USearch Vector Search Engine
USearch is a smaller and faster single-file vector search engine from Unum, offering high-performance approximate nearest neighbor search. It is compact and broadly compatible, focusing on user-defined metrics and fewer dependencies. It follows a rapid release cadence, often with monthly or bi-monthly updates, incorporating bug fixes, performance improvements, and new language bindings across its C++, Python, JavaScript, Rust, Java, Objective-C, Swift, C#, GoLang, and Wolfram APIs.
Warnings
- gotcha Earlier versions of USearch (e.g., around v2.21.x) exhibited race conditions and bugs related to concurrent `add()` and `update()` operations, potentially leading to unreachable nodes in the graph or integer underflows.

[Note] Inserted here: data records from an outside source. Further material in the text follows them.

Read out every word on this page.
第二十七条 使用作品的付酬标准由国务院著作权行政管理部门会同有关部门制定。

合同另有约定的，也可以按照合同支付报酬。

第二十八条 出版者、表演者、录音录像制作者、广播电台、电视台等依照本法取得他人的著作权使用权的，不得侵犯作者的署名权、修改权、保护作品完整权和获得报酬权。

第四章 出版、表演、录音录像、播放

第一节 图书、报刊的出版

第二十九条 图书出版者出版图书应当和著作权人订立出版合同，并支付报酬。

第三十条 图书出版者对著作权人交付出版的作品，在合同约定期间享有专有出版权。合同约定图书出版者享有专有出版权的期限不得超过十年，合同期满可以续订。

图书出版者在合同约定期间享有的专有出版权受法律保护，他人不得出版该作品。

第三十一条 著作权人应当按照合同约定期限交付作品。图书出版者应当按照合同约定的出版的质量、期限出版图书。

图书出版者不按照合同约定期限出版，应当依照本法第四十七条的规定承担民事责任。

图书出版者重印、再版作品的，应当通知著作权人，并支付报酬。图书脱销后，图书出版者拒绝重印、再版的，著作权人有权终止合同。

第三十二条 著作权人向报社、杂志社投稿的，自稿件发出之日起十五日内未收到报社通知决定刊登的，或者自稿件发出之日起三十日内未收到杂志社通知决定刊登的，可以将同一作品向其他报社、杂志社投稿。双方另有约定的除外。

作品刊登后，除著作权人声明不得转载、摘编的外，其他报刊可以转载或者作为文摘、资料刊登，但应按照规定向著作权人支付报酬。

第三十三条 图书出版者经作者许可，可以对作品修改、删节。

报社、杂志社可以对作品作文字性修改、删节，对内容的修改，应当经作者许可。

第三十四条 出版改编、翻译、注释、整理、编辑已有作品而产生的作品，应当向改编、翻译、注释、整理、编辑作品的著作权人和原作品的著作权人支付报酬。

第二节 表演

While some fixes were applied (v2.21.2, v2.21.4), new issues like 'Concurrent add() creates nodes unreachable by search()' can still occur, indicating ongoing development for full concurrent stability.
- gotcha While USearch supports user-defined metrics, passing Python callable functions directly to the engine for distance calculations can incur a performance penalty due to Python's Global Interpreter Lock (GIL) and language boundary overhead.
- breaking Python 3.14 support was explicitly added in USearch v2.23.0. Users of Python 3.14 (or newer pre-release versions) attempting to use USearch versions older than 2.23.0 may encounter compatibility issues or unexpected behavior.
- gotcha Results from high-performance numerical libraries like USearch can occasionally show minor differences across different operating systems, compilers, or even between runs on the same system. This is typically due to subtle variations in floating-point arithmetic rounding errors and tie-breaking algorithms, which are often non-deterministic across different environments.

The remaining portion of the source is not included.